Climate Change

Doing the right thing

Boston University’s Climate Action Plan aims to reduce the institution’s carbon emissions to zero by 2040, and the Center for Computing & Data Sciences will be the first building on any BU campus to be 100 percent fossil free. Geothermal wells provide the majority of its heating and cooling. In the envelope, transparent triple glazing is integrated with spandrel panel glass and insulated metal panels. Two exterior shade systems control solar heat gain…

This unique BU building is scheduled to open in 2022. It has no rooftop wind turbines and no solar panels, but does have 31 geothermal boreholes. Geothermal heat exchange will provide 90 percent of heating and cooling in a city where the average low temperature is below freezing for months and summer’s daytime temperatures average above 25°C.

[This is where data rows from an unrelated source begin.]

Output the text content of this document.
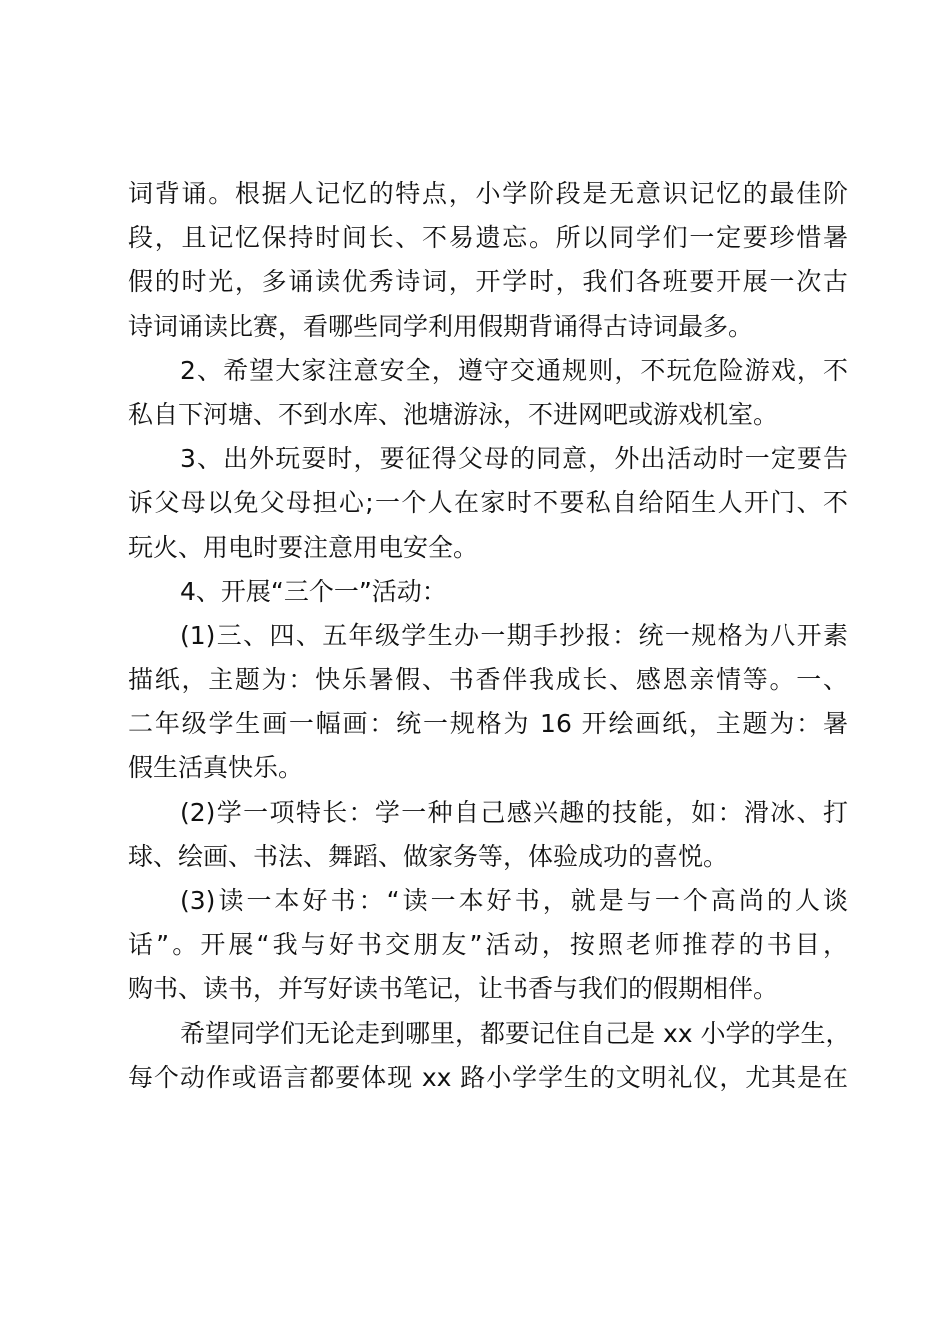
词背诵。根据人记忆的特点，小学阶段是无意识记忆的最佳阶
段，且记忆保持时间长、不易遗忘。所以同学们一定要珍惜暑
假的时光，多诵读优秀诗词，开学时，我们各班要开展一次古
诗词诵读比赛，看哪些同学利用假期背诵得古诗词最多。
2、希望大家注意安全，遵守交通规则，不玩危险游戏，不
私自下河塘、不到水库、池塘游泳，不进网吧或游戏机室。
3、出外玩耍时，要征得父母的同意，外出活动时一定要告
诉父母以免父母担心;一个人在家时不要私自给陌生人开门、不
玩火、用电时要注意用电安全。
4、开展“三个一”活动：
(1)三、四、五年级学生办一期手抄报：统一规格为八开素
描纸，主题为：快乐暑假、书香伴我成长、感恩亲情等。一、
二年级学生画一幅画：统一规格为 16 开绘画纸，主题为：暑
假生活真快乐。
(2)学一项特长：学一种自己感兴趣的技能，如：滑冰、打
球、绘画、书法、舞蹈、做家务等，体验成功的喜悦。
(3)读一本好书：“读一本好书，就是与一个高尚的人谈
话”。开展“我与好书交朋友”活动，按照老师推荐的书目，
购书、读书，并写好读书笔记，让书香与我们的假期相伴。
希望同学们无论走到哪里，都要记住自己是 xx 小学的学生，
每个动作或语言都要体现 xx 路小学学生的文明礼仪，尤其是在
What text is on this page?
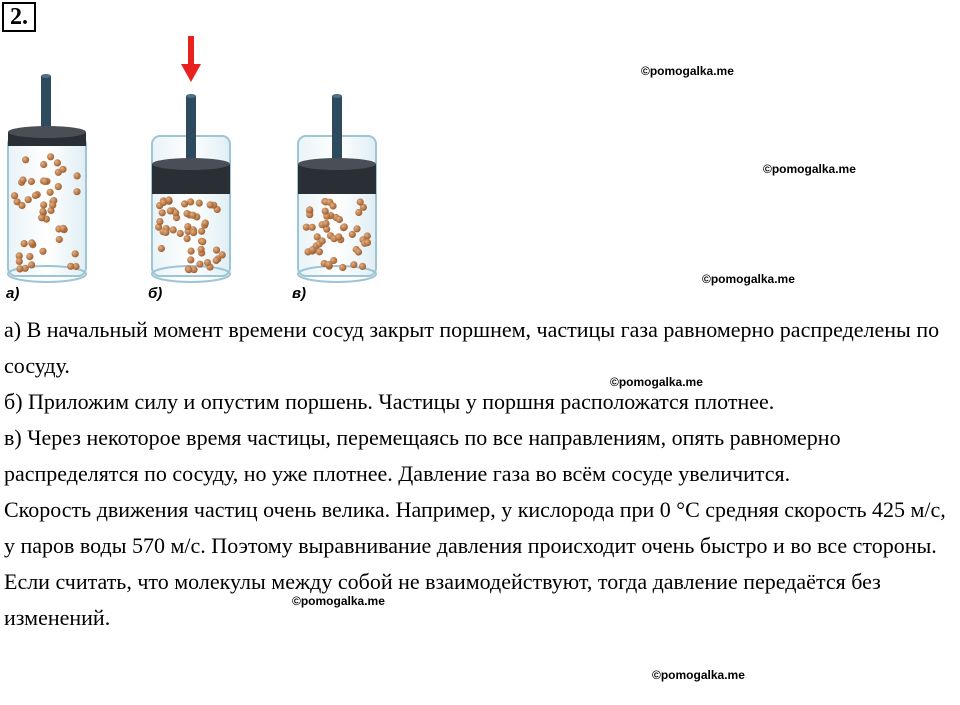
2.
а)	б)	в)
©pomogalka.me
©pomogalka.me
©pomogalka.me
©pomogalka.me
©pomogalka.me
©pomogalka.me

а) В начальный момент времени сосуд закрыт поршнем, частицы газа равномерно распределены по сосуду.

б) Приложим силу и опустим поршень. Частицы у поршня расположатся плотнее.

в) Через некоторое время частицы, перемещаясь по все направлениям, опять равномерно распределятся по сосуду, но уже плотнее. Давление газа во всём сосуде увеличится.

Скорость движения частиц очень велика. Например, у кислорода при 0 °С средняя скорость 425 м/с, у паров воды 570 м/с. Поэтому выравнивание давления происходит очень быстро и во все стороны.

Если считать, что молекулы между собой не взаимодействуют, тогда давление передаётся без изменений.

Boston University’s plan for sustainability is phasing out gas-fueled heating systems, improving energy efficiency, and adding on-campus renewable energy sources.

The institution’s plan would have comparables in British Columbia if the PowerBC program announced by John Horgan in November 2015 had not been immediately discarded when NDP took office in 2017. That policy had been applauded by environmental groups like the Sierra Club, which said:

We commend the opposition for recognizing that clean energy can provide jobs for BC families while protecting our environment. In fact clean energy can support many more jobs than those in the oil and gas sector. A future with 100% renewable energy is 100% possible.

Sierra Club

It is worth noting that Minister of Environment and Climate Change Strategy George Heyman was Executive Director of the Sierra Club until he gave himself to the Dark Side and began promoting and subsidizing fossil fuels.

British Columbia could be in the sixth year of the PowerBC program had John Horgan been sincere when he announced it in 2015. Instead, the NDP government and public institutions are issuing press releases promising bold action… someday.

Someday is too late.

3 replies »

  1. We know what Falcon’s BCLiberals (or whatever pseudonym BC right- wingers will be hiding under next election) will do to the environment. They’ve long shown us who they are. Believe them.

    It would be nice to see BC Green Party have a shot at governing, and while many more may (and probably should) vote that way, a realist would not bet the wind farm on it.

    It was a surprise to most that Horgan ditched the PowerBC program with such speed upon attaining power. The rapid reversal revealed he couldn’t possibly have intended to keep the promise from the get go. What was more surprising (even to an old cynic like me) was the perfect murmuration of the entire BCNDP flock on the betrayal. It would have made starlings jealous. It was also the harbinger of further betrayals regarding things environmental.

    But what about the BCNDP sans Horgan? All signs so far indicate David Eby is planning a straight and level flight, consistent with the current BCNDP flight plan. That would be bad news for the environment. But he has shown he can handle the big files, so what if he somehow gets religion on climate change? Say for no other reason than to blunt a Green ascension and separate himself from Falcon. Is there a murmuration or two left in the flock if the lead starling is top gun Eby on a mission? We can only hope.

    Although to make that omelette he’ll have to break a few Meggs.

    Liked by 1 person

  2. I, too, was excited about the Power BC plans… then shocked when it was shelved.

    Lew’s comment about murmurations reflects the problem with party politics: when the party you ‘mostly’ support takes a wrong turn… what do you do?

    Continuing with the starling theme, I’d say the flock starts to lose its tightness, with some holding back and others giving up or joining other flocks.

    For one, I give the head ‘birds’ my honest feedback, whenever I get their emailed surveys. Site C is a constant thumbs down for me.

    I used to be a door knocker and sign planter. Not any more. But who deserves my vote?